Feb 8, 2010
The extra-solar planet count is more than 400 and rising. Before long we may find an Earth-like planet around another star. If we do, and can visit, what next? Stake out our claim on an alien world or tread lightly and preserve it? We´ll look at what our record on Earth says about our planet stewardship. Also, whether a massive technological fix can get us out of our climate mess. Plus, what we can learn about extreme climate from our neighbors in the solar system, Venus and Mars.
May 5, 2009
In Astrobiology Magazines latest podcast, our host Simon Mitton describes planetary simulations being carried out at the Center for Space and Planetary Science at the University of Arkansas, and interviews Mack Ivey, Associate Professor of Biological Sciences. Ivey discusses his research on terrestrial extremophile bacteria, and explains how these studies can help in the search for life on Mars.
Apr 4, 2009
In Astrobiology Magazine latest podcast, our host Simon Mitton interviews Rick Ulrich, Professor in the department of Chemical Engineering at the University of Arkansas and deputy director of the Arkansas Center for Space and Planetary Sciences. Ulrich discusses how thermal modeling of Mars is being used to create temperature maps of the planet. With these maps, astrobiologists and planners of future missions could pick out the places where life may possibly exist in the subsurface.
Jan 12, 2009
Astrobiology Magazine presents its latest podcast with our host Simon Mitton. In this interview, Brian Jackson, a NASA Earth and Space Sciences Fellow in the Department of Planetary Sciences at the University of Arizona, explores the importance of tidal heating in determining the habitability of planets. Tidal heating, which is generated by orbiting a massive gravitational body like a star or giant planet, can heat up a planet or moon. If there is too much tidal heating, though, the resulting volcanism can create torrid conditions unsuitable for life.
Dec 22, 2008
Astrobiology Magazine presents its latest podcast with our host Simon Mitton. In this interview, Tim Livengood of the Universities Space Research Association and Vikki Meadows of the University of Washington in Seattle describe how the EPOXI mission developed from NASA´s Deep Impact mission. The Deep Impact spacecraft, having successfully delivered an impact probe to the comet Tempel 1, now will be used to search for Earth-like planets orbiting distant stars. The spacecraft also has been used to observe Earth from a distance, helping scientists understand how gases in the atmosphere can indicate whether distant worlds contain life.
Dec 12, 2008
Astrobiology Magazine presents a new podcast with our host Simon Mitton. In this interview, Beda Hofmann, an astrobiologist at the Natural History Museum in Bern, Switzerland, explores the links between meteorites, asteroids, and astrobiology.
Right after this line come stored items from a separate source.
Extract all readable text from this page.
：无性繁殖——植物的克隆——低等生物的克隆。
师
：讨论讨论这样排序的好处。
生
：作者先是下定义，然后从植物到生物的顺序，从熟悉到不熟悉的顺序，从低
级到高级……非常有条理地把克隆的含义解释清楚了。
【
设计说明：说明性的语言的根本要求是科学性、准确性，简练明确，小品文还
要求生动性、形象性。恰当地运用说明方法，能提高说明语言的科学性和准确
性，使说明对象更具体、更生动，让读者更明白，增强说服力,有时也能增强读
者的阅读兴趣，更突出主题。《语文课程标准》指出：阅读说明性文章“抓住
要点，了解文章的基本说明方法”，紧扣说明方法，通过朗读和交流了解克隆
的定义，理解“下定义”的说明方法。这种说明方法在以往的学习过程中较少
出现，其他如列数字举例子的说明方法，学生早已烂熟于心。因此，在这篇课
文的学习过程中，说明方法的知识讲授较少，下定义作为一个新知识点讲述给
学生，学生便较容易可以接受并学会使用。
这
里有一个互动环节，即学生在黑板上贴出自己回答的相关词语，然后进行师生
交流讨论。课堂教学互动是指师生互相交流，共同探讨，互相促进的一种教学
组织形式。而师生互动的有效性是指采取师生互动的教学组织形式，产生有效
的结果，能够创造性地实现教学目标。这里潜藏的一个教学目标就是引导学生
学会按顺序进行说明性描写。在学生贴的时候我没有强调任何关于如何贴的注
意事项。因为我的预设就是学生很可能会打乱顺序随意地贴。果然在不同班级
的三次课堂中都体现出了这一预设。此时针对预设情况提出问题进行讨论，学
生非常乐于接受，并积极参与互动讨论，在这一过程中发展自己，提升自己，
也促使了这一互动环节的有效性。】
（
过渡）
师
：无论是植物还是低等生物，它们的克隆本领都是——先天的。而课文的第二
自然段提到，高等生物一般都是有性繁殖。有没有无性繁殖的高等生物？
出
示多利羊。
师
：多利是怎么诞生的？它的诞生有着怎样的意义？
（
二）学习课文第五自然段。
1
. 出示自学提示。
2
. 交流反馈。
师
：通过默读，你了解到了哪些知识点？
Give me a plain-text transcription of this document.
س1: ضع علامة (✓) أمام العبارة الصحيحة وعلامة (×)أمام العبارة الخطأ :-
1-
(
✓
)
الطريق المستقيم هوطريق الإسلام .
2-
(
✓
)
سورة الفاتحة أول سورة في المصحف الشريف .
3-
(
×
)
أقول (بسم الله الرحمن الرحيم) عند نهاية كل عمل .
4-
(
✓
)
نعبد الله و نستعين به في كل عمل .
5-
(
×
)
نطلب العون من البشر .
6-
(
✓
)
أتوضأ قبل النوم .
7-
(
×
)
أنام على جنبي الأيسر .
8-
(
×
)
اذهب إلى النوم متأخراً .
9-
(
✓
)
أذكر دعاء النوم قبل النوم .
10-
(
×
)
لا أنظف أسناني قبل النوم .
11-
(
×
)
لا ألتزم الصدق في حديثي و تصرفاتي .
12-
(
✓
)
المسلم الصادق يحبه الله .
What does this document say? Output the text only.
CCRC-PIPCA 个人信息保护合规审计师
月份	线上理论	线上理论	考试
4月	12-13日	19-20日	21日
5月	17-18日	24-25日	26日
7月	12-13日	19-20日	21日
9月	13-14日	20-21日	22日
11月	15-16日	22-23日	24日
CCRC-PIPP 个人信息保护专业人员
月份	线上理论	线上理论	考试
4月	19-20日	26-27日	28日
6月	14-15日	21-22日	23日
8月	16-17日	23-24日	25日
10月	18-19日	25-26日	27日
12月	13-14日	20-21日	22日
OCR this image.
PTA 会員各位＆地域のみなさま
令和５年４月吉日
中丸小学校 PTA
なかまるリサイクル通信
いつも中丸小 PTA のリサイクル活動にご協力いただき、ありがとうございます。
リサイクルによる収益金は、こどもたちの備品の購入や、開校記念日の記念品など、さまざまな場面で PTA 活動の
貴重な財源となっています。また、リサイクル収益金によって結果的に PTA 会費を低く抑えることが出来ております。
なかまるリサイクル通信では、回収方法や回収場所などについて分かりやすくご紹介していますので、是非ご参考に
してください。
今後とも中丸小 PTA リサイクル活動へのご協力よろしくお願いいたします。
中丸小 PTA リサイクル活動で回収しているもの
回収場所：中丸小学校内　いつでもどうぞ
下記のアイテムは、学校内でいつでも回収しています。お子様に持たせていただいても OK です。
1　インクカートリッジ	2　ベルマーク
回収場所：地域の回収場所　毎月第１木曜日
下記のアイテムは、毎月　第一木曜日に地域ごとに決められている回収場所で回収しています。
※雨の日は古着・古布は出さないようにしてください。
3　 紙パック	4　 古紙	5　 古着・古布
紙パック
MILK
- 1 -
Europe’s proposed Marco Polo Mission would land on an asteroid, drill down for samples, and return them to Earth. As Hofmann explains, the samples will be older than any rocks on Earth, and may contain important clues on the formation of the solar system.
Aug 18, 2008
Host Simon Mitton interviews Axel Brandenburg, an astrobiologist at the NORDITA research facility at Stockholm in Sweden. In this interview, Brandenburg considers why terrestrial life is based on molecules that have a left-handed symmetry, when their mirror images should work just as well. He considers the intriguing question: could life be right handed, at the molecular level, elsewhere in the solar system?
Dec 17, 2007
Join us for Astrobiology Magazine´s latest podcast: "Naked Astrobiology" with our host Simon Mitton, and the second part of his interview with Pascale Ehrenfreund, an astrochemist at Leiden University in the Netherlands. In this segment, Ehrenfreund discusses the chemistry of newly forming planets, how we examine the exoplanets that have been discovered in other solar systems, and what we still need to learn to complete our understanding of planetary evolution.
Dec 10, 2007
Join us for Astrobiology Magazine´s latest podcast: "Naked Astrobiology" with our host Simon Mitton. In this interview with Pascale Ehrenfreund of Leiden University in the Netherlands, she describes her studies of meteorites, comets, and the organic chemistry of space. By learning about the evolution of solar systems and tracking the molecules that are necessary for life, scientists such as Ehrenfreund hope to learn more about the origin of life on our own planet and the possibility for life on other worlds.
May 17, 2007
Join us for Astrobiology Magazine’s latest podcast: “Naked Astrobiology” with our host Simon Mitton. In this broadcast Mitton interviews Frances Westall of the Centre de Biophysique Moleculaire in Orleans, France. They discuss her search for the earliest traces of life in the Earth’s most ancient rocks, and how fossilized microbial mats provide a vast amount of information about life’s slimy beginnings.